EVALUATION 6: Actionability
Question: Does every recommendation have a concrete next step?
Pass: Every recommendation specifies either a meta-slice, operator override, or investigation path with enough detail to act on
Fail: Any recommendation is vague ("should improve") without a concrete action

EVALUATION 7: Self-Consistency
Question: Do the audit's own recommendations not contradict each other or existing operator overrides?
Pass: No recommendation conflicts with another recommendation or a known operator decision
Fail: Any pair of recommendations is contradictory, or any recommendation overrides an explicit operator decision without flagging this

Graduated Lesson Effectiveness Formula

effectiveness_score = base_score * time_decay * opportunity_factor * confidence_weight

base_score (0.0 or 1.0): 1.0 if problem_key has NOT recurred after lesson promotion, 0.0 if it has.

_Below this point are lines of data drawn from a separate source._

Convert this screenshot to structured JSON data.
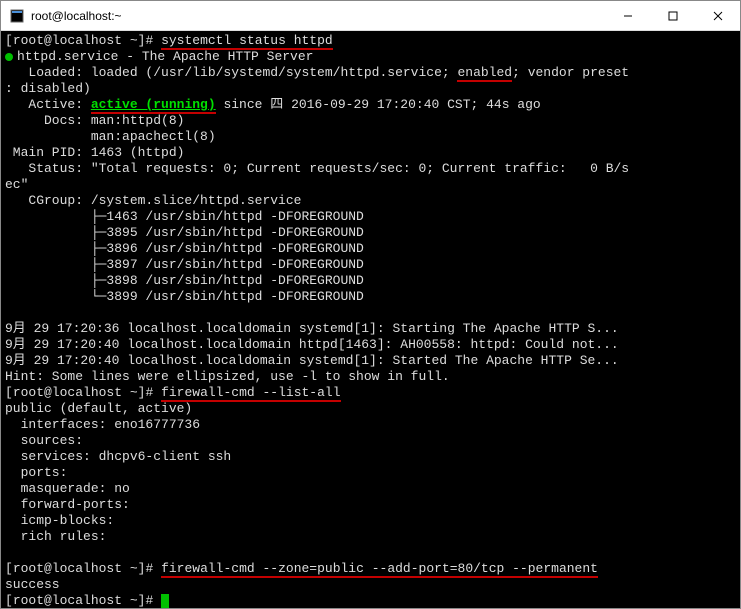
{
  "window": {
    "title": "root@localhost:~"
  },
  "prompt": {
    "user_host": "root@localhost",
    "path": "~",
    "sep_open": "[",
    "sep_close": "]#"
  },
  "cmd1": "systemctl status httpd",
  "svc": {
    "line1": "httpd.service - The Apache HTTP Server",
    "loaded_pre": "   Loaded: loaded (/usr/lib/systemd/system/httpd.service; ",
    "enabled": "enabled",
    "loaded_post": "; vendor preset",
    "disabled": ": disabled)",
    "active_pre": "   Active: ",
    "active": "active (running)",
    "active_post": " since 四 2016-09-29 17:20:40 CST; 44s ago",
    "docs1": "     Docs: man:httpd(8)",
    "docs2": "           man:apachectl(8)",
    "mainpid": " Main PID: 1463 (httpd)",
    "status": "   Status: \"Total requests: 0; Current requests/sec: 0; Current traffic:   0 B/s",
    "status2": "ec\"",
    "cgroup": "   CGroup: /system.slice/httpd.service",
    "p1": "           ├─1463 /usr/sbin/httpd -DFOREGROUND",
    "p2": "           ├─3895 /usr/sbin/httpd -DFOREGROUND",
    "p3": "           ├─3896 /usr/sbin/httpd -DFOREGROUND",
    "p4": "           ├─3897 /usr/sbin/httpd -DFOREGROUND",
    "p5": "           ├─3898 /usr/sbin/httpd -DFOREGROUND",
    "p6": "           └─3899 /usr/sbin/httpd -DFOREGROUND"
  },
  "log": {
    "l1": "9月 29 17:20:36 localhost.localdomain systemd[1]: Starting The Apache HTTP S...",
    "l2": "9月 29 17:20:40 localhost.localdomain httpd[1463]: AH00558: httpd: Could not...",
    "l3": "9月 29 17:20:40 localhost.localdomain systemd[1]: Started The Apache HTTP Se...",
    "hint": "Hint: Some lines were ellipsized, use -l to show in full."
  },
  "cmd2": "firewall-cmd --list-all",
  "fw": {
    "zone": "public (default, active)",
    "interfaces": "  interfaces: eno16777736",
    "sources": "  sources:",
    "services": "  services: dhcpv6-client ssh",
    "ports": "  ports:",
    "masq": "  masquerade: no",
    "fwdports": "  forward-ports:",
    "icmp": "  icmp-blocks:",
    "rich": "  rich rules:"
  },
  "cmd3": "firewall-cmd --zone=public --add-port=80/tcp --permanent",
  "success": "success"
}
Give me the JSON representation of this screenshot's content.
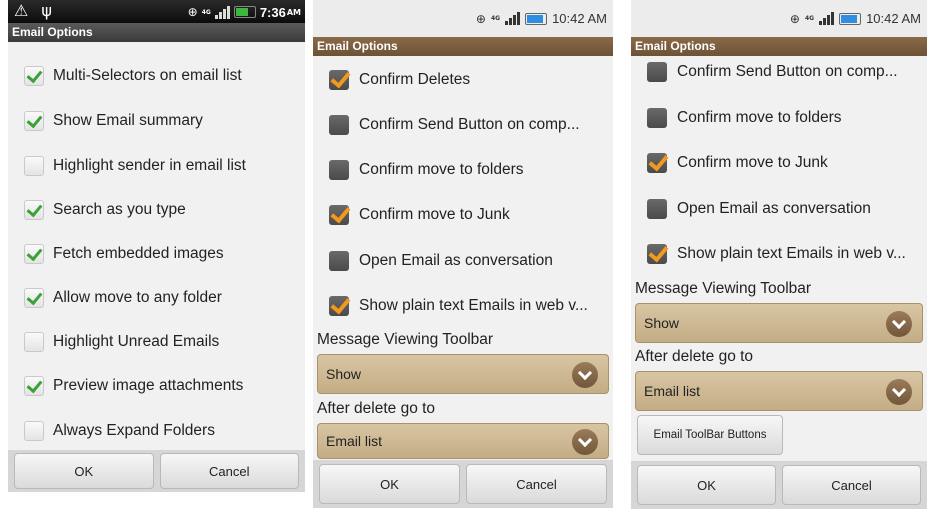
{
  "screens": [
    {
      "status": {
        "left_icons": "⚠ ψ",
        "right_glyph": "⊕",
        "network": "4G",
        "time": "7:36",
        "ampm": "AM"
      },
      "title": "Email Options",
      "items": [
        {
          "label": "Multi-Selectors on email list",
          "checked": true
        },
        {
          "label": "Show Email summary",
          "checked": true
        },
        {
          "label": "Highlight sender in email list",
          "checked": false
        },
        {
          "label": "Search as you type",
          "checked": true
        },
        {
          "label": "Fetch embedded images",
          "checked": true
        },
        {
          "label": "Allow move to any folder",
          "checked": true
        },
        {
          "label": "Highlight Unread Emails",
          "checked": false
        },
        {
          "label": "Preview image attachments",
          "checked": true
        },
        {
          "label": "Always Expand Folders",
          "checked": false
        }
      ],
      "buttons": {
        "ok": "OK",
        "cancel": "Cancel"
      }
    },
    {
      "status": {
        "right_glyph": "⊕",
        "network": "4G",
        "time": "10:42 AM"
      },
      "title": "Email Options",
      "items": [
        {
          "label": "Confirm Deletes",
          "checked": true
        },
        {
          "label": "Confirm Send Button on comp...",
          "checked": false
        },
        {
          "label": "Confirm move to folders",
          "checked": false
        },
        {
          "label": "Confirm move to Junk",
          "checked": true
        },
        {
          "label": "Open Email as conversation",
          "checked": false
        },
        {
          "label": "Show plain text Emails in web v...",
          "checked": true
        }
      ],
      "viewing_toolbar": {
        "caption": "Message Viewing Toolbar",
        "value": "Show"
      },
      "after_delete": {
        "caption": "After delete go to",
        "value": "Email list"
      },
      "buttons": {
        "ok": "OK",
        "cancel": "Cancel"
      }
    },
    {
      "status": {
        "right_glyph": "⊕",
        "network": "4G",
        "time": "10:42 AM"
      },
      "title": "Email Options",
      "items": [
        {
          "label": "Confirm Send Button on comp...",
          "checked": false
        },
        {
          "label": "Confirm move to folders",
          "checked": false
        },
        {
          "label": "Confirm move to Junk",
          "checked": true
        },
        {
          "label": "Open Email as conversation",
          "checked": false
        },
        {
          "label": "Show plain text Emails in web v...",
          "checked": true
        }
      ],
      "viewing_toolbar": {
        "caption": "Message Viewing Toolbar",
        "value": "Show"
      },
      "after_delete": {
        "caption": "After delete go to",
        "value": "Email list"
      },
      "toolbar_buttons_label": "Email ToolBar Buttons",
      "buttons": {
        "ok": "OK",
        "cancel": "Cancel"
      }
    }
  ]
}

time_decay (0.1 - 1.0): max(0.1, 1.0 - (days_since_lesson / 180)). Today = 1.0, 90 days = 0.5, 180+ days = 0.1 floor.

opportunity_factor (0.0 - 1.0): min(1.0, opportunities_for_recurrence / 3). Opportunities = post-promotion slices where the problem_key could have occurred (same repo, same verifier type). 0 opportunities = 0.0, 3+ = 1.0.

confidence_weight (0.0 - 1.0): The lesson's confidence field directly.

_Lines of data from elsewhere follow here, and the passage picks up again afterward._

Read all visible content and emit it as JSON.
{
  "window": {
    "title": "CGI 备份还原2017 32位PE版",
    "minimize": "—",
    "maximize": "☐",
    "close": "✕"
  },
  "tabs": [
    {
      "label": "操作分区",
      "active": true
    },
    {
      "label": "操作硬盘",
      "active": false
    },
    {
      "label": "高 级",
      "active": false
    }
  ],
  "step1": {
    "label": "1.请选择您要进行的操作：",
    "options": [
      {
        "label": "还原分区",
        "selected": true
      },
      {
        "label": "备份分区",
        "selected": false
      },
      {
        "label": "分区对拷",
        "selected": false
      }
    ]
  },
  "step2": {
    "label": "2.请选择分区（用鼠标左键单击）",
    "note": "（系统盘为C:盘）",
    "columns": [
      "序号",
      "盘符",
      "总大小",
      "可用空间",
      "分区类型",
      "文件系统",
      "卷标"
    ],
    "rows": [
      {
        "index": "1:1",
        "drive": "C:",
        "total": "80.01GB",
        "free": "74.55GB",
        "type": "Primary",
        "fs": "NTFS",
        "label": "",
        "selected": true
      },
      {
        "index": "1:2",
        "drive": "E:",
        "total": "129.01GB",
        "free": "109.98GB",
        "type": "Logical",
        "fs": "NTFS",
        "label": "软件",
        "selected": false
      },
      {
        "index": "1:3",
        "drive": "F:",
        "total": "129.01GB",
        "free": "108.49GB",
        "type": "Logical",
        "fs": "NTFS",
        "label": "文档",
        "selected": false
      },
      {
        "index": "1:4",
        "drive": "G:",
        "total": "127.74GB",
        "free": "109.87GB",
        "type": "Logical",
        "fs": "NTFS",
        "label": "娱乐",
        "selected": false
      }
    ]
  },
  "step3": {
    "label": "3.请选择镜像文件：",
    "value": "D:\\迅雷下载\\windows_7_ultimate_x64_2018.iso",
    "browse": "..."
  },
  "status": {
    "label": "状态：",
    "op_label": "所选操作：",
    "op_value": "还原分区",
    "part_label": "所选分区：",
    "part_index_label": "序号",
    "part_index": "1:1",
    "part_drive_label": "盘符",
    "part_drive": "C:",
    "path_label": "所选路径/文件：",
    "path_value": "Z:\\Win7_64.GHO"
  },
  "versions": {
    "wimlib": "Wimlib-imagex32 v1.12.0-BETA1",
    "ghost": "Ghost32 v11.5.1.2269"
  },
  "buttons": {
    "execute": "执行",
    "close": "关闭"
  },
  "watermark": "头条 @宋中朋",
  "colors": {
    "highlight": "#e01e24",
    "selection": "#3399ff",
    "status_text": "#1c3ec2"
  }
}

Score Label Interpretation
0.8 - 1.0 Highly effective Working as intended
0.5 - 0.79 Moderately effective May need refinement
0.2 - 0.49 Weakly effective Not reliably preventing recurrence
0.0 - 0.19 Ineffective Review for retirement or revision

Meta-Slice Risk Tiers and Routing

All tiers auto-route with notification. The auditor + self-heal loop ARE the safety net -- no human gates.

Risk Notification QA Gate
LOW Standard Ecosystem fitness pass
MEDIUM Elevated Ecosystem fitness pass + regression baseline snapshot
HIGH Urgent Ecosystem fitness pass + regression baseline + pre-route self-audit

Recursion Rules

  • Max depth: 2 (audit --> audit-of-audit --> stop)
  • Scope "self" or "pipeline" triggers recursive self-audit at depth+1
  • Depth tracked in audit_runs.detail_json as "recursion_depth": N
  • At depth 2: skip Phase 4 and Phase 5 -- report findings only

Subagent Information Isolation

Role Receives Does NOT receive
Evaluator Audit report + evaluation criteria only Mutation info, changelog, scores, reasoning, experiment history
Brainstormer Audit report + failing evaluations (what/where/why) + CHANGELOG Critic output, evaluator reasoning
Critic Audit report ONLY Evaluation criteria, scores, failures, changelog, mutation context

Evaluator Response Format

Per evaluation:

evaluation_name: [name]
status: true|false
what: [one sentence] (required if false, omit if true)
where: [section or element] (required if false, omit if true)
why: [reason] (required if false, omit if true)

CHANGELOG Entry Format

## Experiment [N] -- [keep/discard] (Phase: Forge)
**Score:** [X]/7 ([percent]%)
**Mutation:** [What was changed]
**Source:** [Brainstormer proposal #N / Critic finding / Both]
**Reasoning:** [Why this was expected to help]
**Result:** [Which evaluations improved/declined/unchanged]
**Failures:**
- [evaluation_name]: what=[what] where=[where] why=[why]

Working Directory Naming

auditor-{scope_short}-YYYY-MM-DD-HH-MM/

Scope Type scope_short Example
LOOP loop_id first 8 chars auditor-a1b2c3d4-2026-03-30-14-22/
REPO repo_id auditor-my-repo-2026-03-30-14-22/
PIPELINE "pipeline" auditor-pipeline-2026-03-30-14-22/
EFFECTIVENESS repo_id + "-eff" auditor-my-repo-eff-2026-03-30-14-22/

Output Files

auditor-{scope_short}-YYYY-MM-DD-HH-MM/
+-- dashboard.html              # Live dashboard (auto-refreshes)
+-- results.tsv                 # Score log (one row per evaluation per experiment)
+-- CHANGELOG.md                # Detailed mutation log
+-- audit-report-baseline.md    # Initial report (never modified)
+-- audit-report-optimized.md   # Working copy during Phase 2
+-- meta-slice-1.json           # Meta-slice contracts (if generated)
+-- meta-slice-2.json
+-- ...

Final accepted report is saved to docs/audits/YYYY-MM-DD-{scope_short}.md.